BiRD - Birkbeck Research Data

    ‘They’ve never been taught what feminism is’: the case for teaching feminism, gender issues, and related topics in school

    Cite as: Stocker, Laura (2020): ‘They’ve never been taught what feminism is’: the case for teaching feminism, gender issues, and related topics in school. Birkbeck College, University of London. doi: https://doi.org/10.18743/DATA.00077

    Description

    Data collected for dissertation submitted in partial fulfilment of the requirements for the degree of MSc Gender, Sexuality & Society at Birkbeck, University of London, September 30, 2020.

    Interview transcripts with 4 participants aged 19-20 regarding their awareness of feminism and the #MeToo movement in British Columbia, Canada, and the extent to which these topics are taught or discussed by teachers in high school; and 1 high school teacher who incorporates teaching about feminist philosophy in her class.

    Collection Method

    Data were gathered using in-depth, semi-structured interviewing.

    Interview questions explored young participants’ awareness of feminism, their experience learning about it in school, and their awareness regarding #MeToo, while those for the high school teacher explored her experience teaching feminist philosophy.
    As this research was conducted during the initial months of the global COVID pandemic, the sampling technique employed was one of convenience. Participants were therefore recruited using my personal network in British Columbia.
    Young participants were recruited based on the following criteria: adolescents aged 19-20 years old of any gender who had completed their schooling in the BC education system. As I was interested in understanding adolescent awareness of feminism and the #MeToo movement, it was necessary to withhold this information upfront; otherwise I considered the validity of the study to be jeopardized as participants could potentially inform themselves on the topics ahead of time. Participants were therefore recruited under the broad topic of “gender-related issues”. Given COVID-19, interviews were conducted online via synchronous connection using video technology.
    The interviews with young participants averaged one hour in length, with the shortest lasting around forty minutes and the longest lasting around an hour and fifteen minutes. The interview with the high school teacher also lasted around one hour and fifteen minutes. Interviews were video recorded and manually transcribed.

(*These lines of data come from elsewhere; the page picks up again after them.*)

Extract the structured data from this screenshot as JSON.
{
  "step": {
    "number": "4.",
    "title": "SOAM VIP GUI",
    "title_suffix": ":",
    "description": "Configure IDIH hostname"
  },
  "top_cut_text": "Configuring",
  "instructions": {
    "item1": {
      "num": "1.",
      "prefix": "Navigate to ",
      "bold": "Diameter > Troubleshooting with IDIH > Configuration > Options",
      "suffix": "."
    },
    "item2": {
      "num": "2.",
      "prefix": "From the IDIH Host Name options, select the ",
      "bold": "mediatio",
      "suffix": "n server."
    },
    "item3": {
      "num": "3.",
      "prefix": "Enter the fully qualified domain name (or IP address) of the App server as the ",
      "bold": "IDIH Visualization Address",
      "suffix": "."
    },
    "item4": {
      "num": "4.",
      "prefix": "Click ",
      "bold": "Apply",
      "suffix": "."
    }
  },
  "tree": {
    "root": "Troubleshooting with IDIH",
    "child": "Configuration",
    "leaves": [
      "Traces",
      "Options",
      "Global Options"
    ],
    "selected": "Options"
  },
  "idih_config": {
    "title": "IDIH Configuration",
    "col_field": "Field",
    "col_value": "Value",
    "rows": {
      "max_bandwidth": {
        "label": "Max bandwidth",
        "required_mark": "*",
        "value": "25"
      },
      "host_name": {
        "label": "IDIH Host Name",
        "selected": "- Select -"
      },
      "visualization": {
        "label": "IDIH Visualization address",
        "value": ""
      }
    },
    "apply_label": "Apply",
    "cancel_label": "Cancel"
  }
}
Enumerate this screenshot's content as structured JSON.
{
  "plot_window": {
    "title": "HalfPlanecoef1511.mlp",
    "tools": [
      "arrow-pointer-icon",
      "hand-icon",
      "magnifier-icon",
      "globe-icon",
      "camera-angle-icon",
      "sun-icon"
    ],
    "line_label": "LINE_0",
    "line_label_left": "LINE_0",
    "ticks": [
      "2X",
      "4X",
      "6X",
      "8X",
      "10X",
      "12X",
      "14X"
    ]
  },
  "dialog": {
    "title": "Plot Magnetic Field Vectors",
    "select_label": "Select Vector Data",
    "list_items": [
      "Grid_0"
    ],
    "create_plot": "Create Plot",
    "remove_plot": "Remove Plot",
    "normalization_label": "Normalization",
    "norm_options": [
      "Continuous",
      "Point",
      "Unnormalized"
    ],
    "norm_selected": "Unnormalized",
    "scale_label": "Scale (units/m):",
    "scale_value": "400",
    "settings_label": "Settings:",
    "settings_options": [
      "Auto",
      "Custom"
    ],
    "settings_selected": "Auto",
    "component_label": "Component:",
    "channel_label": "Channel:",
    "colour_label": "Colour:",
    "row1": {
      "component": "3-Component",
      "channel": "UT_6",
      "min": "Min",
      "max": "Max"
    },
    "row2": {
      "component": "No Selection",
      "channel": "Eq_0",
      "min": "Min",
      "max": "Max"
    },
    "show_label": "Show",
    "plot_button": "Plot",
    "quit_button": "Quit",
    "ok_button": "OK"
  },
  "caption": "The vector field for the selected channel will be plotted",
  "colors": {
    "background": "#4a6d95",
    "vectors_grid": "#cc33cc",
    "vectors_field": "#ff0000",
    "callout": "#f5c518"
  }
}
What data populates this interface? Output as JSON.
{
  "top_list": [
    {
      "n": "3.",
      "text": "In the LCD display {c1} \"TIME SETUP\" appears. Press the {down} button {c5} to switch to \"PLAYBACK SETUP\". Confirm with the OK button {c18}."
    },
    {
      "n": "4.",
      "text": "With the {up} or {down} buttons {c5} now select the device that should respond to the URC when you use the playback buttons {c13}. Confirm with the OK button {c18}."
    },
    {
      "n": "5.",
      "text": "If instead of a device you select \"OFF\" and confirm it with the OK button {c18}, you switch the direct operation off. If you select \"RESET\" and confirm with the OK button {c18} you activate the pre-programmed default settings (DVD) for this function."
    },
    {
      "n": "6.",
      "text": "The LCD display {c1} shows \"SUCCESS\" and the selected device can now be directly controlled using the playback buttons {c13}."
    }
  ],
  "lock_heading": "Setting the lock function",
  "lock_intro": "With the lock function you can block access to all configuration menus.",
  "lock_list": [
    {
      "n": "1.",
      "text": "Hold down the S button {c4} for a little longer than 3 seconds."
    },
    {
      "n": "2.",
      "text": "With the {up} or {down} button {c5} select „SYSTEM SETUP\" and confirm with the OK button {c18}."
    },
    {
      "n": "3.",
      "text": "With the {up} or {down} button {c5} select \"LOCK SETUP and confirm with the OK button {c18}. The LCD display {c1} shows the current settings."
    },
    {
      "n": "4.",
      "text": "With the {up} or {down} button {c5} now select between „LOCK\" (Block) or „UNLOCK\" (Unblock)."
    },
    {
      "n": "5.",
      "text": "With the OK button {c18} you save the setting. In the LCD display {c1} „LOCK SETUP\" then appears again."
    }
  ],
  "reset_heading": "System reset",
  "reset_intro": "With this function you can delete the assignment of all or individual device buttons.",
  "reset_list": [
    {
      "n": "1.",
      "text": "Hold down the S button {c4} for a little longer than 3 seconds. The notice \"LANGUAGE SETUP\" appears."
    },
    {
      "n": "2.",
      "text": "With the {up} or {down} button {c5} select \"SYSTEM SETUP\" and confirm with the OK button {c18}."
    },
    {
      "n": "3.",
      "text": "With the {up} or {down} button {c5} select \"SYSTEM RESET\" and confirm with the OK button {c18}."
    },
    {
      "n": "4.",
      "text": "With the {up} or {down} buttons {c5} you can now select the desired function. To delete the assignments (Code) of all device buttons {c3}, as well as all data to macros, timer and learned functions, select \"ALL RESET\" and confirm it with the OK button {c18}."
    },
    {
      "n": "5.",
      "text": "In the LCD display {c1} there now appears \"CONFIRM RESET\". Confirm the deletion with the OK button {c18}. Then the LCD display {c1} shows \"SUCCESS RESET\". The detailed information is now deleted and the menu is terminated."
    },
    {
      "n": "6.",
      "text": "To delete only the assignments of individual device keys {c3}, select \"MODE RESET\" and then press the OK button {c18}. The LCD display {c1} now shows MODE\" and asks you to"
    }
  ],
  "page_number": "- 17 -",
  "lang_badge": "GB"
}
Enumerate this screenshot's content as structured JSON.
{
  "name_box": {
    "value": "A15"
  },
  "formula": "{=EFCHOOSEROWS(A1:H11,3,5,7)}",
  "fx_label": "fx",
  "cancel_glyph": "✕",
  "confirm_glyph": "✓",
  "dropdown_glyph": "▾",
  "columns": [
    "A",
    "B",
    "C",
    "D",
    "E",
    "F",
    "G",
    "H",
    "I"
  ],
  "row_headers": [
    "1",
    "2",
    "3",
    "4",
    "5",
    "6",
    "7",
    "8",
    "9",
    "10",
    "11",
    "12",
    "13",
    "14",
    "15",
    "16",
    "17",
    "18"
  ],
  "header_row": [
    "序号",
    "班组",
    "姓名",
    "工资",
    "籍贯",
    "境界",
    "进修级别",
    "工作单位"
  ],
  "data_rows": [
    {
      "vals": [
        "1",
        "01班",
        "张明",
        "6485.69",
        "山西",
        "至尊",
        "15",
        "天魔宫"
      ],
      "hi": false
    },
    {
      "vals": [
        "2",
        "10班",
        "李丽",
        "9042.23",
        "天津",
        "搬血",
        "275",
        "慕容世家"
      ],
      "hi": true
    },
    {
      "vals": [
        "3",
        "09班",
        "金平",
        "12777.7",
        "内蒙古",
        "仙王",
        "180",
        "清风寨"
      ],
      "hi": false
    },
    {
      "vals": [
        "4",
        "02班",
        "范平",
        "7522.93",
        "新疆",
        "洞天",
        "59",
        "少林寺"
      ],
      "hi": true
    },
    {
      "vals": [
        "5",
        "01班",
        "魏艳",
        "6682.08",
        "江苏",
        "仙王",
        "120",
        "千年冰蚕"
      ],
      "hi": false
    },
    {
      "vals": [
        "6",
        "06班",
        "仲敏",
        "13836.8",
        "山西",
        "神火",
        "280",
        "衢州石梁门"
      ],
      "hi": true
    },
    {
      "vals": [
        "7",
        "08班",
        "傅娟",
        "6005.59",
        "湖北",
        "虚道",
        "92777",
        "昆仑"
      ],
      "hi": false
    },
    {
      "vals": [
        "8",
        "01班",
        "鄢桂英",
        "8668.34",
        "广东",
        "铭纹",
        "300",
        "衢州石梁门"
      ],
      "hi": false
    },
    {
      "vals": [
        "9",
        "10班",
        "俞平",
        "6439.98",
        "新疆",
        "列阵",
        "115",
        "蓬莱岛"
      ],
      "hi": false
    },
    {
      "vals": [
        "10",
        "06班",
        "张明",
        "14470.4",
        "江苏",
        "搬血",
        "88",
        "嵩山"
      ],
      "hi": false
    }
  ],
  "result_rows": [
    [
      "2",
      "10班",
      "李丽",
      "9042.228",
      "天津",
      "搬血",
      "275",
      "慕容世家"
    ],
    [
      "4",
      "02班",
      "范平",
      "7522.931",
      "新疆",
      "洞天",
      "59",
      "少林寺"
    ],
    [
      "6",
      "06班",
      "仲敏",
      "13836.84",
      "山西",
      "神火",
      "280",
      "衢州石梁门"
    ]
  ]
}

    The sample of four young participants was rather homogenous, particularly with regards to gender, as all participants identified as female. Two participants identified as heterosexual, one as homosexual and one as bisexual. Three self-identified as white and one as half Asian, half white. Two participants were 19 and two were 20 years old. The four participants graduated from three high schools located in three different cities/towns within a 50 km radius. All participants were university students and two were working over the summer break. Program majors ranged from environmental studies, psychology, civil engineering, to business. One participant was completing a minor in gender studies as part of her degree. To protect the anonymity of the high school teacher, no demographic characteristics are disclosed other than she is female. Pseudonyms were assigned to each participant.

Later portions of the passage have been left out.